Features of Old Kirk Braddan

The three-decker pulpit

decorated for the Harvest Festival 2002

The Braddan Cross

A large wheel-headed cross-slab in the Celtic tradition, from the 9th or 10th century. The ornamental panel in the upper limb depicts two crouching beasts with open jaws framing a human face, symbolising the gates of Hell (it is sometimes referred to as "Daniel in the lions' den"). The rest of the cross is filled with interlacing. The wheel-head, between plaitwork borders, contains stylised animals.

The Murray monument

Sacred to the memory of the Honorable Richard Murray
Son of the late Lord Henry Murray
Nephew to the late John Duke of Atholl
and formerly Lieut. Col. of Her Majesty's Coldstream Guards.
Having honorably served his country in India
And subsequently on the continent of Europe under
Field Marshal the Duke of Wellington.
He retired to the Isle of Man
where he was elected a Member of the House of Keys,
and in that capacity long and zealously exerted himself
to promote the welfare of the Island.
He departed this life October 16th 1843, aged 55 years.

Also to the memory of his son Richard Green Murray
Who died February 15th 1856 aged 15 years

This monument is erected by his Widow, as a small
but sincere token of regard for the memory
of a most considerate husband, and a most amiable child.

For I know that thou wilt bring me to death;
and to the house appointed for all living.
Job xxx.23

[Richard Murray, of Mount Murray, born 19 October 1787, died 16 October 1843
eldest son of Lord Henry Murray (4th son of John 3rd Duke of Atholl), born 1767 died 1805 (to whom there is a memorial in the form of an obelisk in the churchyard)
married (1) 1811 Catherine Bacon (1789-1817), daughter of John Joseph Bacon (1728-1800); (2) 1819 Margaret Tenison (d.1864), daughter of William Barton Tenison of Lough Bawn, Co. Monaghan (her monument is on the opposite wall)]

The slave grave

"SAMUEL ALLY, an African and Native of St. Helena. Died the 28th of May, 1822, aged 18 years. Born a slave and exposed in early life to the corrupt influence of that unhappy state, he became a model of TRUTH and PROBITY. This stone is erected by a grateful master to the memory of a faithful servant."

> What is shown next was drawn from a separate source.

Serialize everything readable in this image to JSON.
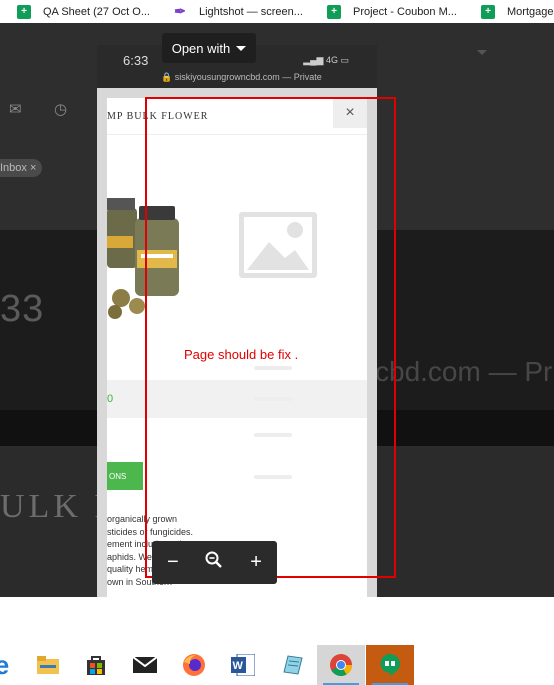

Colonel Mark Wilks (1759-1831) was the son of the Rev. James Wilks (vicar of Kirk Michael 1752-1771 and rector of Ballaugh 1771-77). He served with the East India Company and was appointed governor of St Helena in 1813. He was in post when Napoleon Bonaparte was exiled there in 1815, and became friends with the former emperor, who was impressed by his intelligence and wide knowledge, and much regretted his replacement in 1816 by the quarrelsome Sir Hudson Lowe. (The Duke of Wellington is reported to have said that his removal was a mistake on the part of the Government.) He built Kirby House, to which he returned in 1816, bringing with him as a servant the former slave Samuel Ally. Col. Wilks died of apoplexy on 19 October 1831 while on a visit to his son-in-law. (His daughter Laura (1797-1888) was a celebrated beauty. On 22 July 1817 she married Major-General Sir John Buchan KCB (?-1850). They had one child, Mark, who died in 1834. She gave the site of the new Braddan church in 1873, and founded the Buchan School at Castletown in 1875.) After Col. Wilks' death Kirby was let to Sir George Drinkwater, who purchased it in 1840.